O dólar fechou em queda de 0,10%, cotado a R$ 5,1184, nesta segunda-feira (7), em um início de semana marcado por sinais de tensão nas relações entre Estados Unidos e China e temores crescentes em torno das negociações de um acordo comercial pós-Brexit. É o menor valor desde 22 de julho.

No Brasil, as atenções voltavam para Brasília depois que o Supremo Tribunal Federal (STF) barrou a possibilidade de reeleição dos presidentes da Câmara, Rodrigo Maia (DEM-RJ), e do Senado, Davi Alcolumbre (DEM-AP). Na máxima do dia, a moeda foi a R$ 5,1701. Na mínima, a R$ 5,0572.

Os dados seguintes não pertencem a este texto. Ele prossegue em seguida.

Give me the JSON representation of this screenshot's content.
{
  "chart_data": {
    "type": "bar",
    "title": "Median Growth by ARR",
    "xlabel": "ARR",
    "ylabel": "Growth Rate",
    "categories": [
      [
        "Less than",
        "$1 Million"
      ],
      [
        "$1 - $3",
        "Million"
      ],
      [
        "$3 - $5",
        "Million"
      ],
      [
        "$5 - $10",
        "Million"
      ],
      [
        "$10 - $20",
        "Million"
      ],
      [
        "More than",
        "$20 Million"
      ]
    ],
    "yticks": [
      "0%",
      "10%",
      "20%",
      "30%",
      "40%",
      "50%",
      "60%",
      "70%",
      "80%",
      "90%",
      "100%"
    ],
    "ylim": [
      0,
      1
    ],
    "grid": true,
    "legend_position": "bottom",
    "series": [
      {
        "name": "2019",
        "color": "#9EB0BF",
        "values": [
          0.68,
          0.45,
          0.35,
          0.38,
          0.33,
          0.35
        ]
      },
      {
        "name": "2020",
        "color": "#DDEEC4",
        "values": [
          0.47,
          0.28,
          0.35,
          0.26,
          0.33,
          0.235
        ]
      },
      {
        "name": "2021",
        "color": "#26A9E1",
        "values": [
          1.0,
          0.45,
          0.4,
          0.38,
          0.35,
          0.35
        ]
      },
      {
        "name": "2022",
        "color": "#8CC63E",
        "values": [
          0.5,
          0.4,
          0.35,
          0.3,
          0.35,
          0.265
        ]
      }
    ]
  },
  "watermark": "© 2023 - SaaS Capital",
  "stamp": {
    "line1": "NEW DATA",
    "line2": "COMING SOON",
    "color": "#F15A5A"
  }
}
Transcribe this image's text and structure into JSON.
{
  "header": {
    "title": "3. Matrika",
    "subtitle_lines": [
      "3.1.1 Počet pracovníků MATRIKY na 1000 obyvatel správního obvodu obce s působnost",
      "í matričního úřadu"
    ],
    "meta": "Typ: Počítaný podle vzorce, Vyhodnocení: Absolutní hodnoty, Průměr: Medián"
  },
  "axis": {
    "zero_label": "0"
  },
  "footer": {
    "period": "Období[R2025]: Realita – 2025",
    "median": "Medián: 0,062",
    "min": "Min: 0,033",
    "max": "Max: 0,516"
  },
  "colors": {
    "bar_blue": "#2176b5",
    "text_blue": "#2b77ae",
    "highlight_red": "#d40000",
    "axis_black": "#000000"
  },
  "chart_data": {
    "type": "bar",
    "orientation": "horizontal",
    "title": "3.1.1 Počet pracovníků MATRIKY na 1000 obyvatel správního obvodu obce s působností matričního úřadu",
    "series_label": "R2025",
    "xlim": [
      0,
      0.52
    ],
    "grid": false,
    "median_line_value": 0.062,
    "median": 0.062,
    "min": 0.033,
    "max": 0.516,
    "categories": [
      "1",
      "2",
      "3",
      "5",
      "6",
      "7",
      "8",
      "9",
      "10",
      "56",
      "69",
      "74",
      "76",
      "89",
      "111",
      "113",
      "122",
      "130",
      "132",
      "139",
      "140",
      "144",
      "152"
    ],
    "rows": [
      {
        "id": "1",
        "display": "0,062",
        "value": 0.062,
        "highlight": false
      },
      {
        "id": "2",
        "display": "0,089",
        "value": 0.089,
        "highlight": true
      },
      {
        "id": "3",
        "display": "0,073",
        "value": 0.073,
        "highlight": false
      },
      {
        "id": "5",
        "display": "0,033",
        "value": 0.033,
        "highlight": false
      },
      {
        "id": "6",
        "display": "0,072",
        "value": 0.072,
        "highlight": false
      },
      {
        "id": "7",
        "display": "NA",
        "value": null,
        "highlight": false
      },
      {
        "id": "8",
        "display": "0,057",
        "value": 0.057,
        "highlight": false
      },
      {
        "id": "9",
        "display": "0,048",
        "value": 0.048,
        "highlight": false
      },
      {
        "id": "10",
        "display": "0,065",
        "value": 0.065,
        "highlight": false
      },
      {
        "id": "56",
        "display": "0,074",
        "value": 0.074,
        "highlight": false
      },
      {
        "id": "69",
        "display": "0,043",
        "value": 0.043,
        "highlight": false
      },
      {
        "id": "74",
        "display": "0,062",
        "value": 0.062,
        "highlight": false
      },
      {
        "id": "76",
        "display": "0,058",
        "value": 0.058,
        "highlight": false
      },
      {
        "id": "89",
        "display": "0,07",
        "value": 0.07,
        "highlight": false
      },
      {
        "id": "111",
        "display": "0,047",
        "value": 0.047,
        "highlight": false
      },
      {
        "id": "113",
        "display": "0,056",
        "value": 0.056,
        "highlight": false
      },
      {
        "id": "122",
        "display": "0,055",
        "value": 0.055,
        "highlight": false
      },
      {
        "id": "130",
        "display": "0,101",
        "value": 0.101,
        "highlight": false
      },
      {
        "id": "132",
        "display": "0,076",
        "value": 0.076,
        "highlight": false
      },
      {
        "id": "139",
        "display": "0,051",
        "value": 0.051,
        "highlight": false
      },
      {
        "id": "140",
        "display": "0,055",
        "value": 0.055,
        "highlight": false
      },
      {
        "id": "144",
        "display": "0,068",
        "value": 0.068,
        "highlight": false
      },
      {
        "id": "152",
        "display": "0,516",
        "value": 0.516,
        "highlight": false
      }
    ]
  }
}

O Banco Central fez nesta segunda-feira leilão de swap tradicional para rolagem de até 16 mil contratos com vencimento em abril e agosto de 2021. No exterior, o aumento da tensão entre os Estados Unidos e a China minando um pouco o apetite por ativos de risco, enquanto permaneciam as preocupações também de um Brexit sem acordo comercial com a União Europeia.

A agência Reuters noticiou que os Estados Unidos estavam se preparando para impor sanções a pelo menos uma dúzia de autoridades chinesas por seu suposto papel na desqualificação por Pequim de parlamentares da oposição eleitos em Hong Kong. A China disse que se opõe firmemente à interferência dos EUA em seus assuntos domésticos, em resposta à notícia.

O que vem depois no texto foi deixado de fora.